Imagine you walk into a negotiation room and instead of people you find several mechanical levers on the wall. Each lever is labelled with central pillars such as cost, quality, delivery, service, as well as others relevant to the particular good or service you are procuring. Some labels will be easy to read and identify while others will be hidden in the shadows. These levers are the foundation on which a successful negotiation is built. It is up to you, as the buyer, to identify and understand all levers present.
Still in the negotiation room, you survey the positions of the levers and seize the opportunity to gain the upper hand. Racing over to the wall you pull down the cost lever as hard as you can. To your surprise it moves and instantly the price becomes cheaper. Well, that was painless, wasn’t it? Unfortunately, no. At the same time cost was adjusted, the quality and delivery levers also moved down. Reacting, you race over to correct the two levers simultaneously, but they won’t budge. Abandoning quality, you try delivery on its own and it starts to rise but the service lever on the other end of wall drops.

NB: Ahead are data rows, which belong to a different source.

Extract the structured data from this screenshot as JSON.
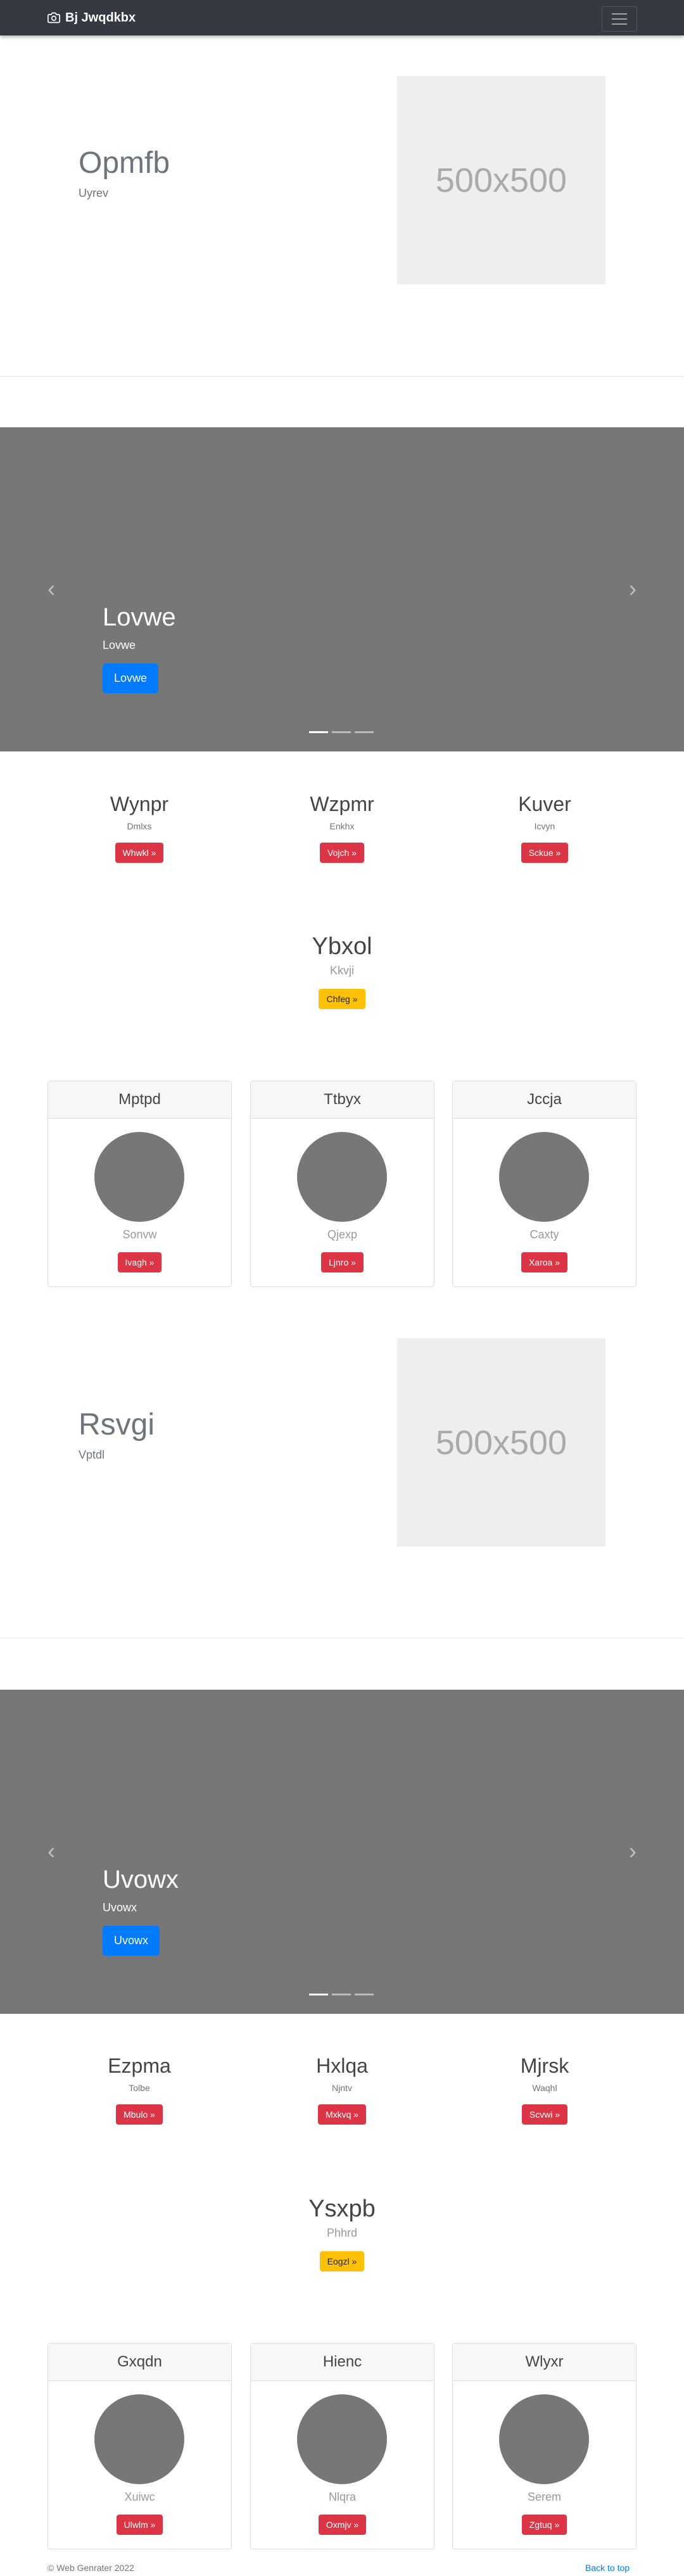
{
  "navbar": {
    "brand": "Bj Jwqdkbx",
    "brand_icon": "camera-icon",
    "toggler_icon": "hamburger-icon"
  },
  "hero1": {
    "title": "Opmfb",
    "subtitle": "Uyrev",
    "image_label": "500x500"
  },
  "carousel1": {
    "title": "Lovwe",
    "subtitle": "Lovwe",
    "button": "Lovwe"
  },
  "features1": [
    {
      "title": "Wynpr",
      "subtitle": "Dmlxs",
      "button": "Whwkl »"
    },
    {
      "title": "Wzpmr",
      "subtitle": "Enkhx",
      "button": "Vojch »"
    },
    {
      "title": "Kuver",
      "subtitle": "Icvyn",
      "button": "Sckue »"
    }
  ],
  "center1": {
    "title": "Ybxol",
    "subtitle": "Kkvji",
    "button": "Chfeg »"
  },
  "cards1": [
    {
      "header": "Mptpd",
      "subtitle": "Sonvw",
      "button": "Ivagh »"
    },
    {
      "header": "Ttbyx",
      "subtitle": "Qjexp",
      "button": "Ljnro »"
    },
    {
      "header": "Jccja",
      "subtitle": "Caxty",
      "button": "Xaroa »"
    }
  ],
  "hero2": {
    "title": "Rsvgi",
    "subtitle": "Vptdl",
    "image_label": "500x500"
  },
  "carousel2": {
    "title": "Uvowx",
    "subtitle": "Uvowx",
    "button": "Uvowx"
  },
  "features2": [
    {
      "title": "Ezpma",
      "subtitle": "Tolbe",
      "button": "Mbulo »"
    },
    {
      "title": "Hxlqa",
      "subtitle": "Njntv",
      "button": "Mxkvq »"
    },
    {
      "title": "Mjrsk",
      "subtitle": "Waqhl",
      "button": "Scvwi »"
    }
  ],
  "center2": {
    "title": "Ysxpb",
    "subtitle": "Phhrd",
    "button": "Eogzl »"
  },
  "cards2": [
    {
      "header": "Gxqdn",
      "subtitle": "Xuiwc",
      "button": "Ulwlm »"
    },
    {
      "header": "Hienc",
      "subtitle": "Nlqra",
      "button": "Oxmjv »"
    },
    {
      "header": "Wlyxr",
      "subtitle": "Serem",
      "button": "Zgtuq »"
    }
  ],
  "carousel_controls": {
    "prev": "‹",
    "next": "›"
  },
  "footer": {
    "copyright": "© Web Genrater 2022",
    "back_to_top": "Back to top"
  },
  "colors": {
    "navbar": "#343a40",
    "primary": "#007bff",
    "danger": "#dc3545",
    "warning": "#ffc107",
    "carousel_bg": "#777777"
  }
}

Exhausted, you step back to reassess. It appears that the levers are connected somehow but you’re unable to see behind the wall.
By utilizing the following key strategies, where appropriate, you will be able to effectively and efficiently navigate through all phases of the negotiation lever process.
1. Gather relevant information
Ensure that the proper environmental scans and market analysis are completed ahead of time. This will aid in framing what is reasonable, in terms of outcomes, to all potential stakeholders.
2. Manage internal expectations
It is unlikely that everyone within the stakeholder group will understand how negotiation levers operate. Work with them to create a deeper understanding of the levers and keep them informed throughout the process.
3. Build trust
If reciprocal trust can be built or increased, a door may open to see behind the wall of levers. It is here you will see firsthand the interconnectedness of each lever and understand where adjustments can be made to produce the desired result.
The levers will be set to a specific position from the start. Usually, this is done by the supplier but can be done by you, the buyer, if expectations—whether through a competitive process or not—are laid out from the start. You will be able to enter the negotiation room with a visualization of where the levers should already be set to.
5. Uncover intangible and low resistance levers
It is important to remember that some levers are intangible features such as the account rep assigned to your company. A seasoned account representative versus a new customer service agent could play a huge factor in the overall delivery of the good or service. Additionally, some levers can be adjusted with little or no effect on others. One example of this might be extending payment terms.
6. Avoid minimizing
Do not overlook or discount certain levers on the basis that they are not important to you or your company at the time. These levers will often play a significant role in accomplishing the desired outcome.
Put yourself in the supplier’s shoes. Suppliers need to make a profit in order to stay in business. You need to have a vested interest in their business and work towards a mutually beneficial relationship. If not, the likelihood of decreased performance will go up as the supplier tries to recuperate costs and keep their bottom line intact.
Levers should be continually monitored through key performance indicators, service level agreements, and proactive contract management.
Although procuring a good or service at the lowest cost, highest quality, fastest delivery and white-glove service sounds great, this combination rarely exists. If somehow it is initially obtained what follows in the days, weeks, months and years ahead are regular, often uncommunicated, price adjustments, quality issues tied to inferior materials, late deliveries and decreased service levels. By understanding the levers pertaining to each particular negotiation, and utilizing the approach methodology described above, a sustainable long-lasting result can be achieved.